After emerging from the galleries, you’re greeted by a huge painting — really almost a mural — by Georgia O’Keefe. Sky Above Clouds IV is situated under a skylight, so at 24 feet wide, it really does give the impression of having just popped above the clouds and into the sunlight on a plane.
The Modern Wing is up next. My first stop is the Architecture Talks Back exhibit. The gallery is filled with offbeat architectural representations. There is a collage featuring photos of a scale model with a scene from the movie Spring Breakers. A video of baby chicks in architectural models runs on a loop. A meticulous model of a skyscraper is topped with an L.E.D. screen that plays anime. A small, unassuming piece seems to be just several kaleidoscopes arranged in a triangle. When you peer through them, though, each one is a window into a different model, complete with tiny people.

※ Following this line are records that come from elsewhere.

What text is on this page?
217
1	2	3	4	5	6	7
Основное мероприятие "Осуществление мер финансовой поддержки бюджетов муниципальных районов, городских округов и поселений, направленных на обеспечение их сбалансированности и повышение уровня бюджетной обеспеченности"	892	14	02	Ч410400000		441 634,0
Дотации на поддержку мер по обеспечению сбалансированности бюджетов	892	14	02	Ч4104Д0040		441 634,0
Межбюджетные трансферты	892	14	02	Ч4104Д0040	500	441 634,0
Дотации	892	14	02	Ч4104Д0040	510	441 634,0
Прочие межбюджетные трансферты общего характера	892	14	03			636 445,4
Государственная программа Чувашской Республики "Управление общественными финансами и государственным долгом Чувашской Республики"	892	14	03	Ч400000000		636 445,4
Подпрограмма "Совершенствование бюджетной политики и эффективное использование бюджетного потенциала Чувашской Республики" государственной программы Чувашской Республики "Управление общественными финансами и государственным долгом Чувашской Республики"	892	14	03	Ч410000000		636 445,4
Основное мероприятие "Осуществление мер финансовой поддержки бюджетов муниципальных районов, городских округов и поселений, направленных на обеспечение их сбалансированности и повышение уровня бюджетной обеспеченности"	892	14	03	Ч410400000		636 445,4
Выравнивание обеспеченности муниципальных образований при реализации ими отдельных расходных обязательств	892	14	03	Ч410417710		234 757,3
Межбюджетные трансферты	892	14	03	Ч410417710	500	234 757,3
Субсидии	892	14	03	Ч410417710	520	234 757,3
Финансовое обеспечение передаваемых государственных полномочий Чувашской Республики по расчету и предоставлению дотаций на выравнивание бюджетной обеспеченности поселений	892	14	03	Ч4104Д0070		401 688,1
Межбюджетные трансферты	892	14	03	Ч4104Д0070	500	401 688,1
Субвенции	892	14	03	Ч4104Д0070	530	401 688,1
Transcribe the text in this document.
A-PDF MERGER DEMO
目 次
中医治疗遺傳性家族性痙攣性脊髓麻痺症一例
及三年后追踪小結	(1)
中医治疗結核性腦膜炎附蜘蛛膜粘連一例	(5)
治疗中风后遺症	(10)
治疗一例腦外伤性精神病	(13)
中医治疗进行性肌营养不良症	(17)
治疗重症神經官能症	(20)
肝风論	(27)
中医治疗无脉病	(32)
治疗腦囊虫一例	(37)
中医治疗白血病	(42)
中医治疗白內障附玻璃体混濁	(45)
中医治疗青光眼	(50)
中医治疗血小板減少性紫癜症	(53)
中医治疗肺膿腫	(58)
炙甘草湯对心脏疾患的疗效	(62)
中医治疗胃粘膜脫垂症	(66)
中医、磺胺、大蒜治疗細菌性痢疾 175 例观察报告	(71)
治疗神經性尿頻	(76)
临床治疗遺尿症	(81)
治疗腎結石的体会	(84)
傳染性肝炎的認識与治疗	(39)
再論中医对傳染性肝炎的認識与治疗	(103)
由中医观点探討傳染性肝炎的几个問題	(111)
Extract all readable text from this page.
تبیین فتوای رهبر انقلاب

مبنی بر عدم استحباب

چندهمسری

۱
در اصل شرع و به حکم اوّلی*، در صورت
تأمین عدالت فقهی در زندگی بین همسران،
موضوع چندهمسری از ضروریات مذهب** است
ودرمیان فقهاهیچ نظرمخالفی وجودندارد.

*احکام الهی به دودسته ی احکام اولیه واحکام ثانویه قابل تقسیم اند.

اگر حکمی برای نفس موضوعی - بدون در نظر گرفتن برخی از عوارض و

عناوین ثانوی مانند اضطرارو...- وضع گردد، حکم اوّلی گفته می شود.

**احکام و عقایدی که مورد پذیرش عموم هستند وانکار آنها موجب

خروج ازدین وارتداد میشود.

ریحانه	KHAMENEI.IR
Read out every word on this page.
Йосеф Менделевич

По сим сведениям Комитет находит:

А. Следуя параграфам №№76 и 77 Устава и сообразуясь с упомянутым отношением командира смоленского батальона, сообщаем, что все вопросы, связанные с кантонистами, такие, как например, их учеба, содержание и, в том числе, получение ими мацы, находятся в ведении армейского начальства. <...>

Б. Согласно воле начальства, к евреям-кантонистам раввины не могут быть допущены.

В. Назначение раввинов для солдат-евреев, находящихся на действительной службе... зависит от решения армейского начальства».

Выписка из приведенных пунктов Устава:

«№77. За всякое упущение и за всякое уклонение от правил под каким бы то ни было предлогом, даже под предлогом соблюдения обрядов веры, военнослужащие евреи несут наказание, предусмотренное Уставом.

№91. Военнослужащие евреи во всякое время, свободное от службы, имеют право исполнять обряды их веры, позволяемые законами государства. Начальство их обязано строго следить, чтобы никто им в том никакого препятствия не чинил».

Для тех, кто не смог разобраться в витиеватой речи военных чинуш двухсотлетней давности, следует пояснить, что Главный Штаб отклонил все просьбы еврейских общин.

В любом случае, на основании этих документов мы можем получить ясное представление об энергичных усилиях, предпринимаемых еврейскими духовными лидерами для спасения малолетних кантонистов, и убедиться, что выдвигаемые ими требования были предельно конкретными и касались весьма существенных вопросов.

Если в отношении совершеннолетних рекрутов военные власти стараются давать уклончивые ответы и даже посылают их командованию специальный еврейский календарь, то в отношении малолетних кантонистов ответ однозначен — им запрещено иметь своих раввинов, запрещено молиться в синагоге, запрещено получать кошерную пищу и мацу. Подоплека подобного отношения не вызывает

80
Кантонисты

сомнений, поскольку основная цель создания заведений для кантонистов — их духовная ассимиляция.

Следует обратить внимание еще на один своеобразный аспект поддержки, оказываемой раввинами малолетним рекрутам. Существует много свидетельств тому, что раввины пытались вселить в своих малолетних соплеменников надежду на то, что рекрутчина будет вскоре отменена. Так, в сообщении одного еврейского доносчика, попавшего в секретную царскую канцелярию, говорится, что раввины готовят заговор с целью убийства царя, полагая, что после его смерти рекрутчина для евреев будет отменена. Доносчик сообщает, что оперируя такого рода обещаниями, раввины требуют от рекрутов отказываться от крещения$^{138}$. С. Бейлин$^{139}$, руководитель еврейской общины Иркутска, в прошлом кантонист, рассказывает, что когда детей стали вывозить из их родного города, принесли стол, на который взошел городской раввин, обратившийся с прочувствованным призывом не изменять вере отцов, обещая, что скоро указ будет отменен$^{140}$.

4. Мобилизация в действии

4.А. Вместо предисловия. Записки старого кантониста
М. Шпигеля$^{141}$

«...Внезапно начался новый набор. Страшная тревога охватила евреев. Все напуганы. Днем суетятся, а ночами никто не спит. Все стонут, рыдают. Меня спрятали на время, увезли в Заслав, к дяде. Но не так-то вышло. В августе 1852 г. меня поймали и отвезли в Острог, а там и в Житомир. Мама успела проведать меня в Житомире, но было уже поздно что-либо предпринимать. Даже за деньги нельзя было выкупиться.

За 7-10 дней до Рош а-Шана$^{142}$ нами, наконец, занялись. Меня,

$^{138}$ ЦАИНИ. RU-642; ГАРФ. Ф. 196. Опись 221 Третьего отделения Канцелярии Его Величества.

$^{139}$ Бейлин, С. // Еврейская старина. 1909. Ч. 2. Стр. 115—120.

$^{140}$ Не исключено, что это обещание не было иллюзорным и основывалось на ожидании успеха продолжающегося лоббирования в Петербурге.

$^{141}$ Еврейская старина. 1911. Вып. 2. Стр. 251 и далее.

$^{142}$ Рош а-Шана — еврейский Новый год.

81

In the next room over, another movie screen is set up. This one is of everyday scenes set to classical music. It is strange and mesmerizing. On one side of the room, 25 receipt printers hang from the ceiling. Beneath each is a pile of used paper. Every so often, a printer will chug out a little more paper.
Upon closer inspection, each spool of paper is filled with tweets that have something in common. Each time someone tweets a keyword — empower, architecture, sigh — the printer adds it to the collection.
“How often do they clean this up?” a girl asks one of the guards.
After nearly three hours in the museum, I’m beginning to feel art fatigue set in. Gunsaulus Hall is the fastest way back to the front entrance, plus its filled with intricate and opulent art from India, Tibet, Nepal, Pakistan and more. Much of it is religious art, some is hundreds of years old.
Before leaving, I head up the grand staircase to see Degas’ paintings and Paris Street; Rainy Day. I think I’ve seen them every time I visit the museum, but they never get dull. By now, they feel like old friends.